The Last Stop on the Roads We Know (legally, just Roads We Know) is designed to invoke a feeling of transition and uncertainty, coupled with adventure and discovery. It refers, specifically, to a crumbling stone building we found on a Welsh mountainside in 2017. Conservation is very much headed into uncharted territory and we wanted to capture the idea that we all have a decision to make. The road we pick now – that is everyone from scientists and conservationists, to wildlife cameramen and artists and the people who consume the artwork – will have huge impact on the future of our planet.

It’s serious and important, but it doesn’t have to be scary; it can be a grand adventure into the unknown together. In late 2022, we will be launching a docu-series on the impact of humanity on the natural world, also titled The Last Stop on the Roads We Know

Are you affiliated with any charities?

There is no charitable donation attached to the bags for two reasons. One is purely practical (there isn’t a huge markup on the bags) and the other is about the message they give – we don’t want people buying bags with these alarming numbers on them and feeling like they’ve done their bit and don’t need to think about it any more.

We do, however, also sell large, framed and signed wildlife photography prints with a donation to Tusk from every purchase.

Do you have any advice for non-artists who want to make a difference?

Loads! I love giving advice I’m definitely not qualified to give!
Firstly, small changes are better than no changes – shop plastic free where possible, reuse, and research the environmental policies of the companies you are buying from.

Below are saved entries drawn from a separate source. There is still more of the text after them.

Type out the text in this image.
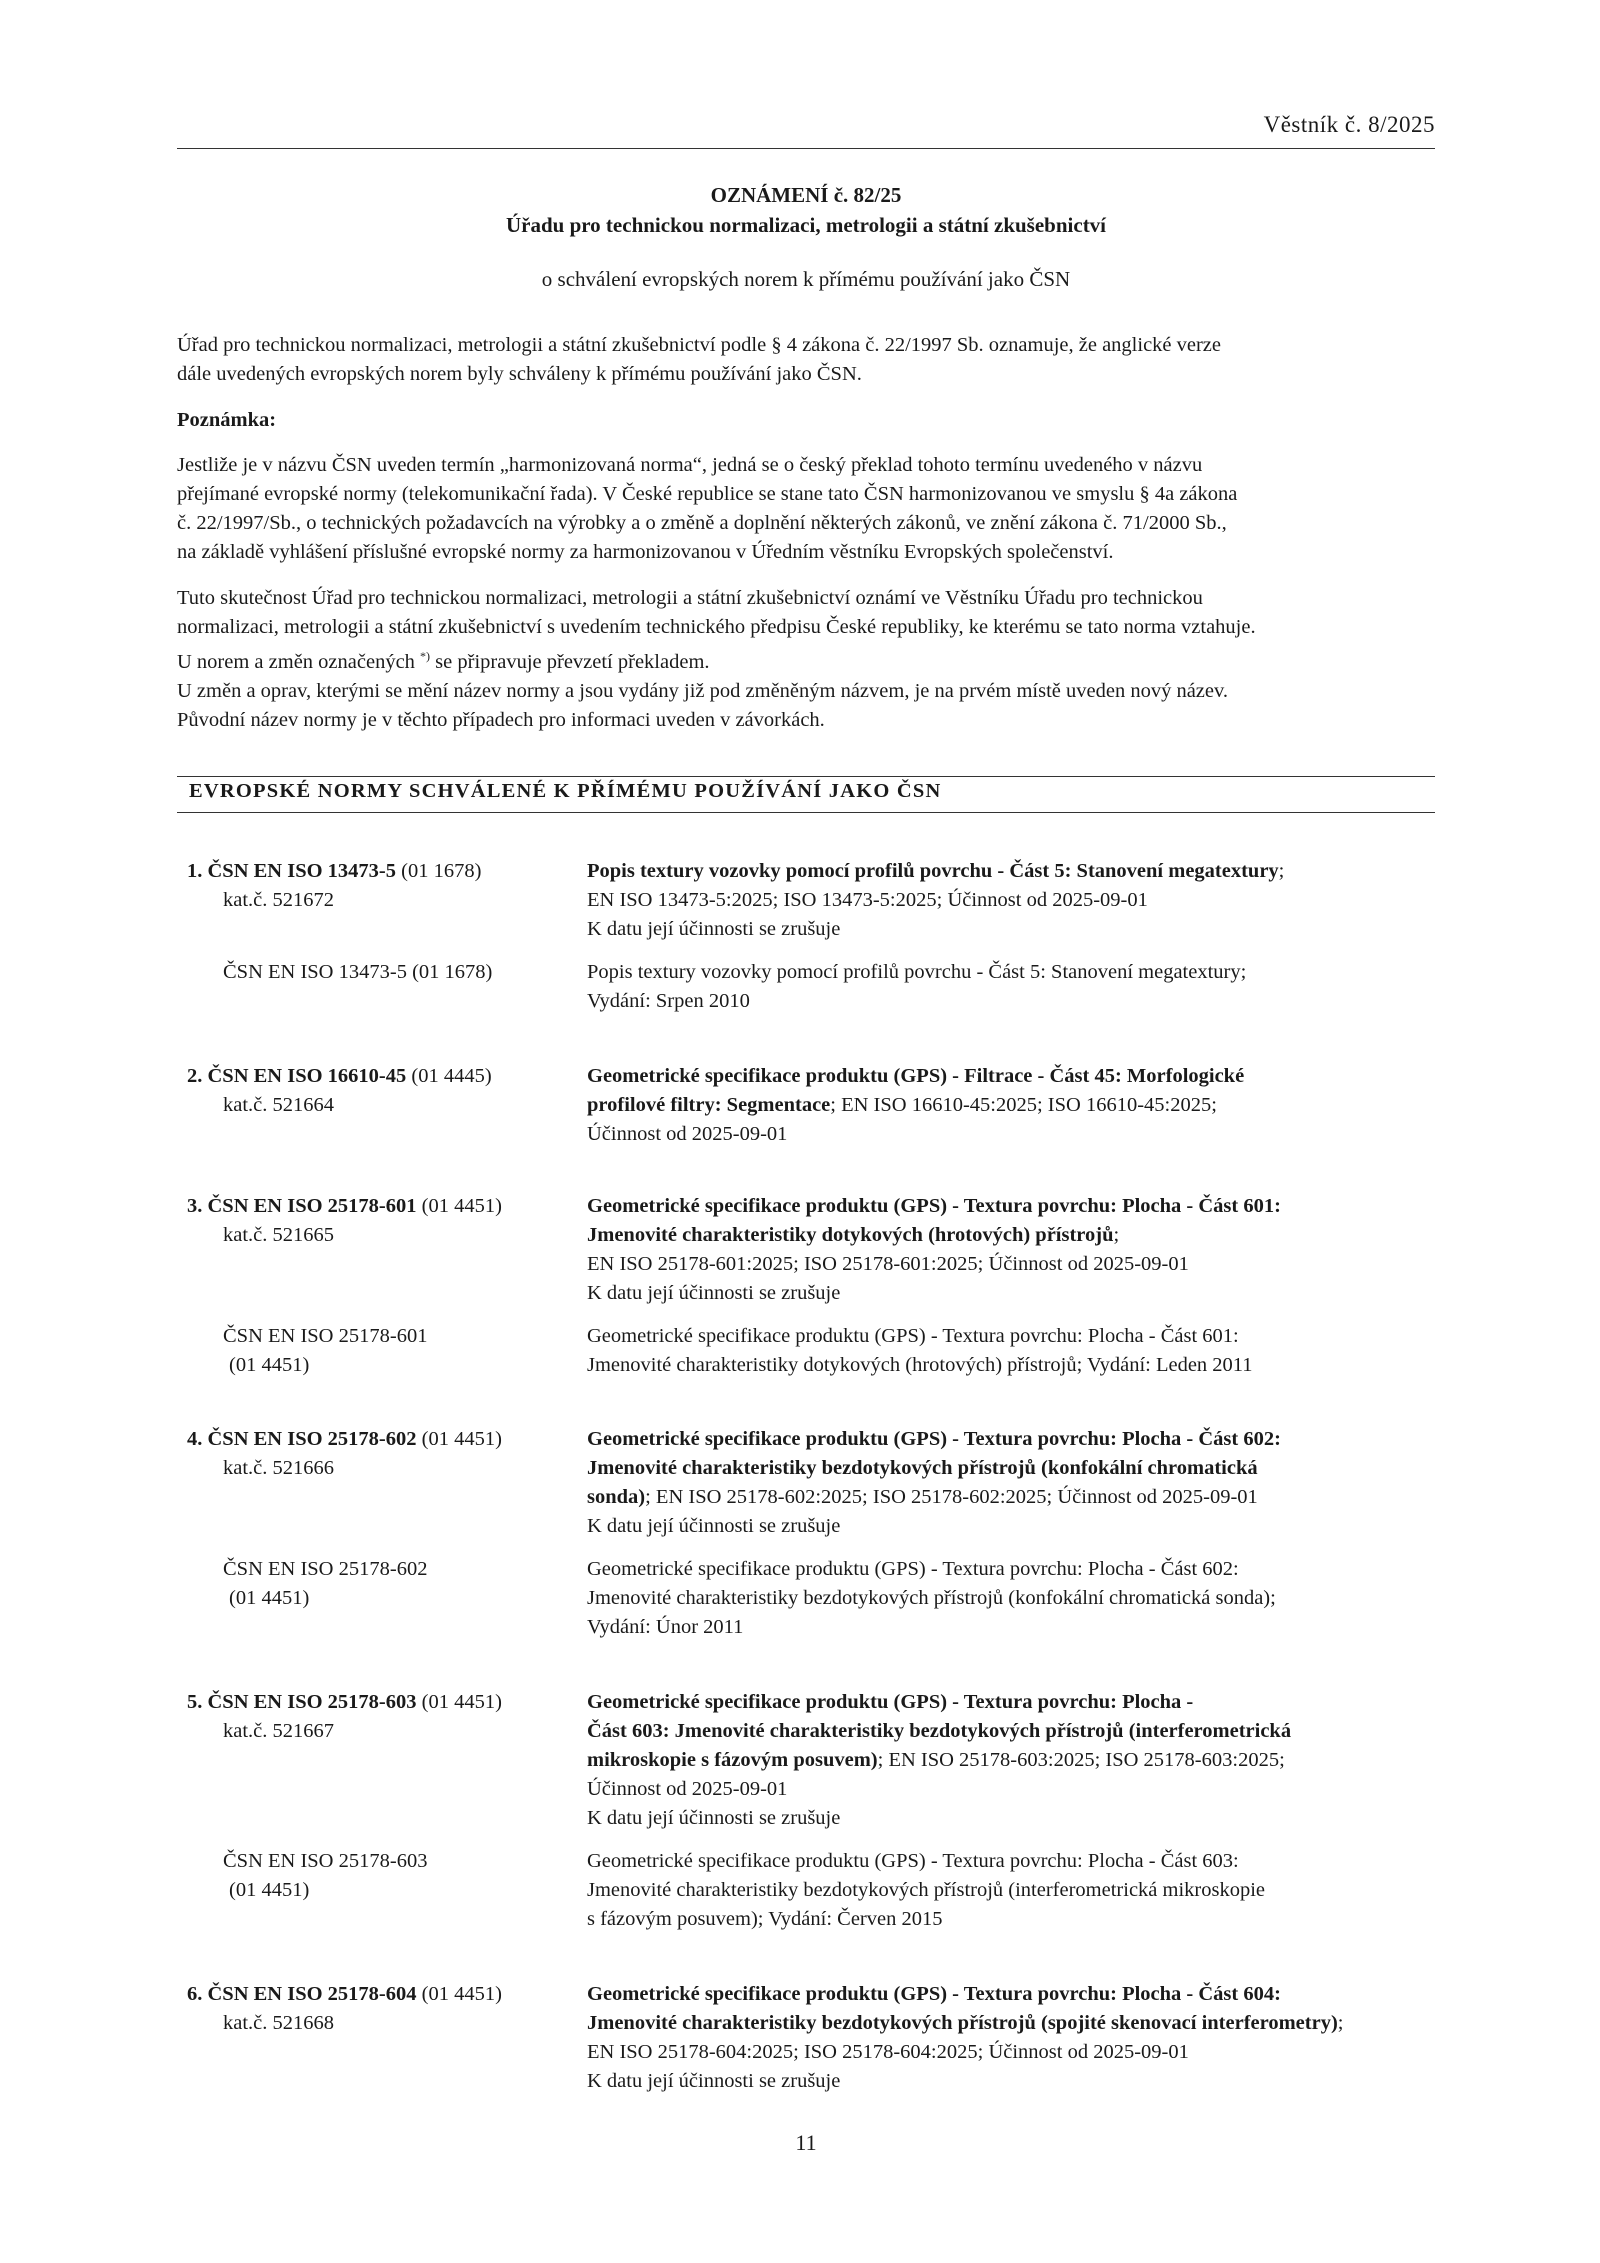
Věstník č. 8/2025
OZNÁMENÍ č. 82/25
Úřadu pro technickou normalizaci, metrologii a státní zkušebnictví
o schválení evropských norem k přímému používání jako ČSN
Úřad pro technickou normalizaci, metrologii a státní zkušebnictví podle § 4 zákona č. 22/1997 Sb. oznamuje, že anglické verze
dále uvedených evropských norem byly schváleny k přímému používání jako ČSN.
Poznámka:
Jestliže je v názvu ČSN uveden termín „harmonizovaná norma“, jedná se o český překlad tohoto termínu uvedeného v názvu
přejímané evropské normy (telekomunikační řada). V České republice se stane tato ČSN harmonizovanou ve smyslu § 4a zákona
č. 22/1997/Sb., o technických požadavcích na výrobky a o změně a doplnění některých zákonů, ve znění zákona č. 71/2000 Sb.,
na základě vyhlášení příslušné evropské normy za harmonizovanou v Úředním věstníku Evropských společenství.
Tuto skutečnost Úřad pro technickou normalizaci, metrologii a státní zkušebnictví oznámí ve Věstníku Úřadu pro technickou
normalizaci, metrologii a státní zkušebnictví s uvedením technického předpisu České republiky, ke kterému se tato norma vztahuje.
U norem a změn označených *) se připravuje převzetí překladem.
U změn a oprav, kterými se mění název normy a jsou vydány již pod změněným názvem, je na prvém místě uveden nový název.
Původní název normy je v těchto případech pro informaci uveden v závorkách.
EVROPSKÉ NORMY SCHVÁLENÉ K PŘÍMÉMU POUŽÍVÁNÍ JAKO ČSN
1. ČSN EN ISO 13473-5 (01 1678)
kat.č. 521672
Popis textury vozovky pomocí profilů povrchu - Část 5: Stanovení megatextury;
EN ISO 13473-5:2025; ISO 13473-5:2025; Účinnost od 2025-09-01
K datu její účinnosti se zrušuje
ČSN EN ISO 13473-5 (01 1678)	Popis textury vozovky pomocí profilů povrchu - Část 5: Stanovení megatextury;
Vydání: Srpen 2010
2. ČSN EN ISO 16610-45 (01 4445)
kat.č. 521664
Geometrické specifikace produktu (GPS) - Filtrace - Část 45: Morfologické
profilové filtry: Segmentace; EN ISO 16610-45:2025; ISO 16610-45:2025;
Účinnost od 2025-09-01
3. ČSN EN ISO 25178-601 (01 4451)
kat.č. 521665
Geometrické specifikace produktu (GPS) - Textura povrchu: Plocha - Část 601:
Jmenovité charakteristiky dotykových (hrotových) přístrojů;
EN ISO 25178-601:2025; ISO 25178-601:2025; Účinnost od 2025-09-01
K datu její účinnosti se zrušuje
ČSN EN ISO 25178-601
(01 4451)
Geometrické specifikace produktu (GPS) - Textura povrchu: Plocha - Část 601:
Jmenovité charakteristiky dotykových (hrotových) přístrojů; Vydání: Leden 2011
4. ČSN EN ISO 25178-602 (01 4451)
kat.č. 521666
Geometrické specifikace produktu (GPS) - Textura povrchu: Plocha - Část 602:
Jmenovité charakteristiky bezdotykových přístrojů (konfokální chromatická
sonda); EN ISO 25178-602:2025; ISO 25178-602:2025; Účinnost od 2025-09-01
K datu její účinnosti se zrušuje
ČSN EN ISO 25178-602
(01 4451)
Geometrické specifikace produktu (GPS) - Textura povrchu: Plocha - Část 602:
Jmenovité charakteristiky bezdotykových přístrojů (konfokální chromatická sonda);
Vydání: Únor 2011
5. ČSN EN ISO 25178-603 (01 4451)
kat.č. 521667
Geometrické specifikace produktu (GPS) - Textura povrchu: Plocha -
Část 603: Jmenovité charakteristiky bezdotykových přístrojů (interferometrická
mikroskopie s fázovým posuvem); EN ISO 25178-603:2025; ISO 25178-603:2025;
Účinnost od 2025-09-01
K datu její účinnosti se zrušuje
ČSN EN ISO 25178-603
(01 4451)
Geometrické specifikace produktu (GPS) - Textura povrchu: Plocha - Část 603:
Jmenovité charakteristiky bezdotykových přístrojů (interferometrická mikroskopie
s fázovým posuvem); Vydání: Červen 2015
6. ČSN EN ISO 25178-604 (01 4451)
kat.č. 521668
Geometrické specifikace produktu (GPS) - Textura povrchu: Plocha - Část 604:
Jmenovité charakteristiky bezdotykových přístrojů (spojité skenovací interferometry);
EN ISO 25178-604:2025; ISO 25178-604:2025; Účinnost od 2025-09-01
K datu její účinnosti se zrušuje
11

Secondly, remember that there is always a human element to conservation. People use this planet too and it is really important to make sure your efforts to protect wildlife aren’t putting individuals or communities at risk. For an example of a charity that handles this really well, I’d recommend looking at Living With Wildlife, which is a partnership between Send a Cow and Tusk.

Finally, never think you don’t have what it takes to get involved. Everyone can do something. The Ecologist did a great article 10 years ago now but it’s even more relevant today: https://theecologist.org/2010/may/27/how-get-involved-wildlife-conservation

Thank you Vic!

I think this is a superb company and their website (Roads We Know) should be shared with artists (and the rest of us!) everywhere. Tell all your friends. Before its too late.